Second, this sort of overly scrupulous fence around the law is an unnecessary burden. God actually gave us the law that matters, and here we are making up extra regulations to keep. Why? This is the kind of reasoning that took a command against boiling a kid goat in its mother’s milk and extrapolated it so far that you can’t have a milkshake with your hamburger, even though none of that is from goats, the milk and the meat don’t come from the same breed of cattle, and it doesn’t boil in your stomach anyway.

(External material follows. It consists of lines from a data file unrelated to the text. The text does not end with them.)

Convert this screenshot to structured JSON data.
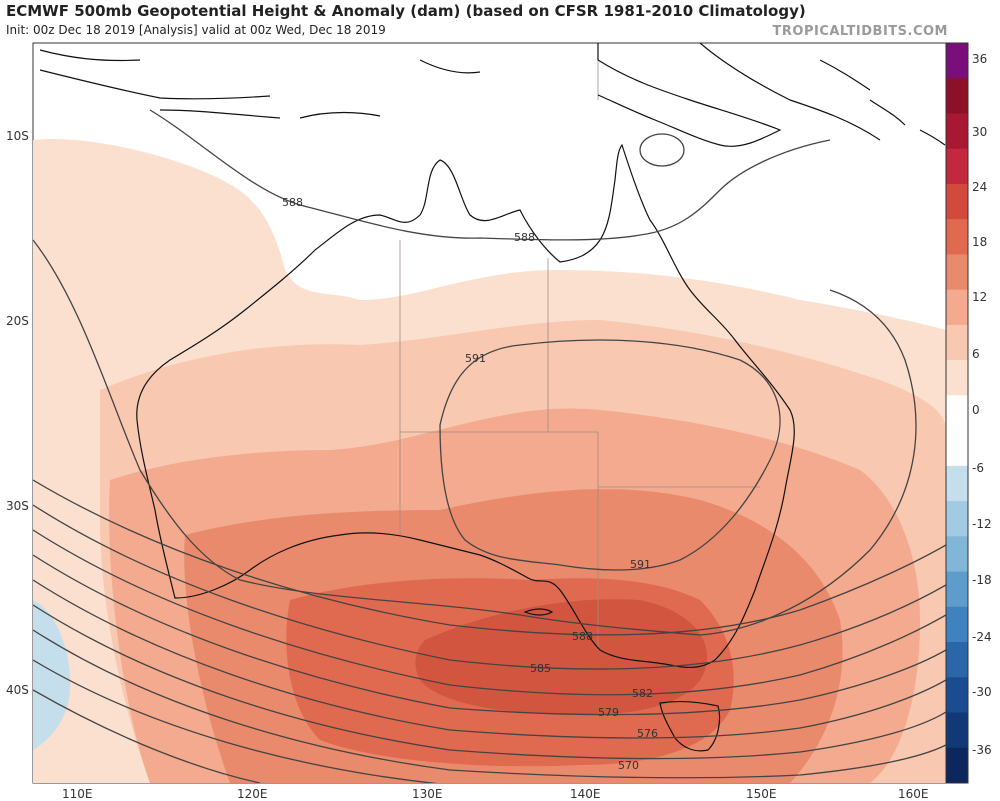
{
  "header": {
    "title": "ECMWF 500mb Geopotential Height & Anomaly (dam) (based on CFSR 1981-2010 Climatology)",
    "subtitle": "Init: 00z Dec 18 2019   [Analysis]   valid at 00z Wed, Dec 18 2019",
    "brand": "TROPICALTIDBITS.COM"
  },
  "map": {
    "region": "Australia",
    "lat_labels": [
      "10S",
      "20S",
      "30S",
      "40S"
    ],
    "lon_labels": [
      "110E",
      "120E",
      "130E",
      "140E",
      "150E",
      "160E"
    ],
    "contour_labels": [
      "588",
      "588",
      "591",
      "591",
      "588",
      "585",
      "582",
      "579",
      "576",
      "570"
    ],
    "anomaly_max_region": "south-east Australia / Bass Strait",
    "negative_anomaly_region": "far south-west corner"
  },
  "colorbar": {
    "labels": [
      "36",
      "30",
      "24",
      "18",
      "12",
      "6",
      "0",
      "-6",
      "-12",
      "-18",
      "-24",
      "-30",
      "-36"
    ],
    "colors": [
      "#7a0f7a",
      "#8c1028",
      "#a81832",
      "#c2283e",
      "#d24a3c",
      "#e06a50",
      "#ea8a6c",
      "#f3aa8e",
      "#f8c8b0",
      "#fbe0d0",
      "#ffffff",
      "#ffffff",
      "#c4deec",
      "#a2cae2",
      "#82b6d8",
      "#5d9ccb",
      "#3f82bd",
      "#2a66a8",
      "#1b4c8f",
      "#113977",
      "#0b275e"
    ]
  }
}
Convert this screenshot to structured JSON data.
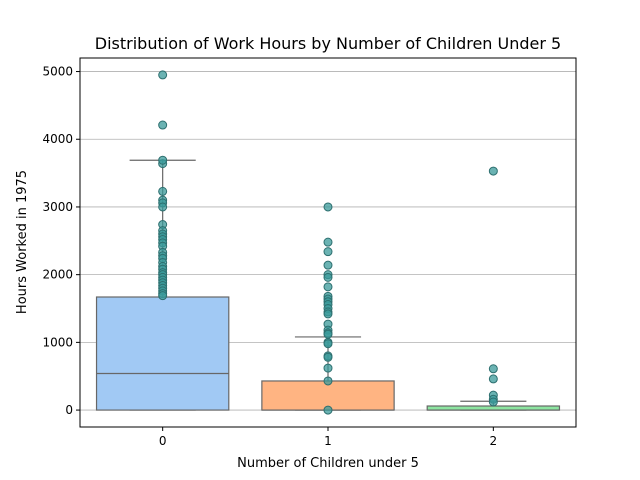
{
  "chart_data": {
    "type": "box",
    "title": "Distribution of Work Hours by Number of Children Under 5",
    "xlabel": "Number of Children under 5",
    "ylabel": "Hours Worked in 1975",
    "categories": [
      "0",
      "1",
      "2"
    ],
    "ylim": [
      -250,
      5200
    ],
    "yticks": [
      0,
      1000,
      2000,
      3000,
      4000,
      5000
    ],
    "grid": "horizontal",
    "boxes": [
      {
        "category": "0",
        "color": "#a1c9f4",
        "q1": 0,
        "median": 540,
        "q3": 1670,
        "whisker_low": 0,
        "whisker_high": 3690,
        "outliers": [
          3640,
          3690,
          4210,
          4950,
          3230,
          3100,
          3060,
          3000,
          2740,
          2650,
          2600,
          2560,
          2520,
          2470,
          2420,
          2330,
          2280,
          2240,
          2180,
          2120,
          2080,
          2030,
          2000,
          1960,
          1920,
          1880,
          1840,
          1800,
          1760,
          1720,
          1690
        ]
      },
      {
        "category": "1",
        "color": "#ffb482",
        "q1": 0,
        "median": 0,
        "q3": 430,
        "whisker_low": 0,
        "whisker_high": 1080,
        "outliers": [
          3000,
          2480,
          2340,
          2140,
          2000,
          1960,
          1820,
          1680,
          1640,
          1600,
          1560,
          1500,
          1450,
          1420,
          1270,
          1180,
          1140,
          1120,
          1000,
          980,
          800,
          780,
          620,
          430,
          0
        ]
      },
      {
        "category": "2",
        "color": "#8de5a1",
        "q1": 0,
        "median": 0,
        "q3": 60,
        "whisker_low": 0,
        "whisker_high": 130,
        "outliers": [
          3530,
          610,
          460,
          220,
          160,
          120
        ]
      }
    ],
    "outlier_color": "#3a9a9a",
    "outlier_edge": "#2d6f6f"
  }
}
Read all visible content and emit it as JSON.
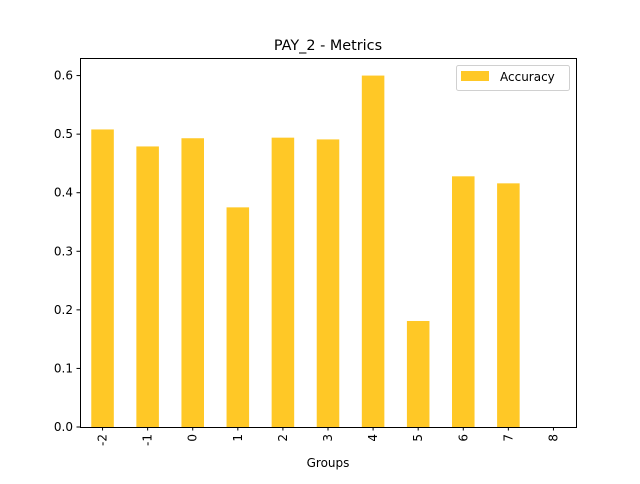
{
  "chart_data": {
    "type": "bar",
    "title": "PAY_2 - Metrics",
    "xlabel": "Groups",
    "ylabel": "",
    "categories": [
      "-2",
      "-1",
      "0",
      "1",
      "2",
      "3",
      "4",
      "5",
      "6",
      "7",
      "8"
    ],
    "series": [
      {
        "name": "Accuracy",
        "color": "#ffc826",
        "values": [
          0.508,
          0.479,
          0.493,
          0.375,
          0.494,
          0.491,
          0.6,
          0.181,
          0.428,
          0.416,
          0.0
        ]
      }
    ],
    "ylim": [
      0,
      0.63
    ],
    "yticks": [
      "0.0",
      "0.1",
      "0.2",
      "0.3",
      "0.4",
      "0.5",
      "0.6"
    ],
    "grid": false,
    "legend": "top-right"
  }
}
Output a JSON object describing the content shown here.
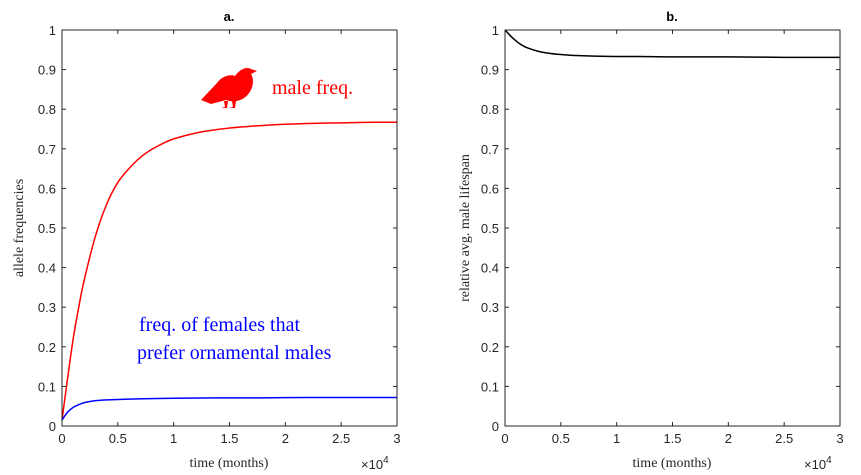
{
  "chart_data": [
    {
      "type": "line",
      "title": "a.",
      "xlabel": "time (months)",
      "ylabel": "allele frequencies",
      "xlim": [
        0,
        30000
      ],
      "ylim": [
        0,
        1
      ],
      "x_exponent_label": "×10",
      "x_exponent_power": "4",
      "xtick_labels": [
        "0",
        "0.5",
        "1",
        "1.5",
        "2",
        "2.5",
        "3"
      ],
      "ytick_labels": [
        "0",
        "0.1",
        "0.2",
        "0.3",
        "0.4",
        "0.5",
        "0.6",
        "0.7",
        "0.8",
        "0.9",
        "1"
      ],
      "grid": false,
      "series": [
        {
          "color": "#ff0000",
          "x": [
            0,
            500,
            1000,
            1500,
            2000,
            3000,
            4000,
            5000,
            6000,
            7000,
            8000,
            9000,
            10000,
            12000,
            14000,
            16000,
            18000,
            20000,
            22000,
            24000,
            26000,
            28000,
            30000
          ],
          "y": [
            0.015,
            0.12,
            0.22,
            0.3,
            0.37,
            0.48,
            0.56,
            0.615,
            0.65,
            0.678,
            0.698,
            0.713,
            0.725,
            0.74,
            0.749,
            0.755,
            0.759,
            0.762,
            0.764,
            0.765,
            0.766,
            0.767,
            0.767
          ]
        },
        {
          "color": "#0000ff",
          "x": [
            0,
            500,
            1000,
            1500,
            2000,
            3000,
            4000,
            5000,
            6000,
            8000,
            10000,
            14000,
            18000,
            22000,
            26000,
            30000
          ],
          "y": [
            0.015,
            0.035,
            0.047,
            0.054,
            0.059,
            0.064,
            0.066,
            0.067,
            0.068,
            0.069,
            0.07,
            0.071,
            0.071,
            0.072,
            0.072,
            0.072
          ]
        }
      ],
      "annotations": [
        {
          "text": "male freq.",
          "color": "#ff0000"
        },
        {
          "text": "freq. of females that",
          "color": "#0000ff"
        },
        {
          "text": "prefer ornamental males",
          "color": "#0000ff"
        }
      ],
      "icon": "bird-icon"
    },
    {
      "type": "line",
      "title": "b.",
      "xlabel": "time (months)",
      "ylabel": "relative avg. male lifespan",
      "xlim": [
        0,
        30000
      ],
      "ylim": [
        0,
        1
      ],
      "x_exponent_label": "×10",
      "x_exponent_power": "4",
      "xtick_labels": [
        "0",
        "0.5",
        "1",
        "1.5",
        "2",
        "2.5",
        "3"
      ],
      "ytick_labels": [
        "0",
        "0.1",
        "0.2",
        "0.3",
        "0.4",
        "0.5",
        "0.6",
        "0.7",
        "0.8",
        "0.9",
        "1"
      ],
      "grid": false,
      "series": [
        {
          "color": "#000000",
          "x": [
            0,
            500,
            1000,
            1500,
            2000,
            3000,
            4000,
            5000,
            6000,
            8000,
            10000,
            12000,
            15000,
            20000,
            25000,
            30000
          ],
          "y": [
            1.0,
            0.985,
            0.972,
            0.962,
            0.955,
            0.946,
            0.941,
            0.938,
            0.936,
            0.934,
            0.933,
            0.933,
            0.932,
            0.932,
            0.931,
            0.931
          ]
        }
      ]
    }
  ]
}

Third, from Eve’s “Neither shall you touch it” to today’s adulterous pastor who keeps the Billy Graham rule, that sort of thing is always destined for failure. As Paul would later write, “These things indeed have an appearance of wisdom in self-imposed religion, false humility, and neglect of the body, but are of no value against the indulgence of the flesh.” It just doesn’t help. Building extra fences doesn’t stop us from eventually breaking God’s law anyhow.
Finally, this particular brand of scrupulosity doesn’t actually meet the burden of the Third Commandment anyhow. Remember the expansive way that Jesus reads the Sixth and Seventh Commandments: hating someone in your heart without cause already breaks the command against murder; lusting for someone not your spouse already breaks the commandment against adultery. Now imagine that you were to say something that would violate the Third Commandment if you used the actual name of God, but instead you substituted “G-d” or “HaShem” (Hebrew for “the Name” and a commonly used circumlocution for exactly this purpose). Do you really imagine God is going to say to himself, “Well, technically, that’s allowed”??? I don’t think so.
So this to say: If you personally feel convicted to use “G-d,” then go ahead, but don’t think that observance is protecting you from violating the Third Commandment. If you’re wondering if you should adopt the practice, you need not feel compelled, and no one should try to compel you.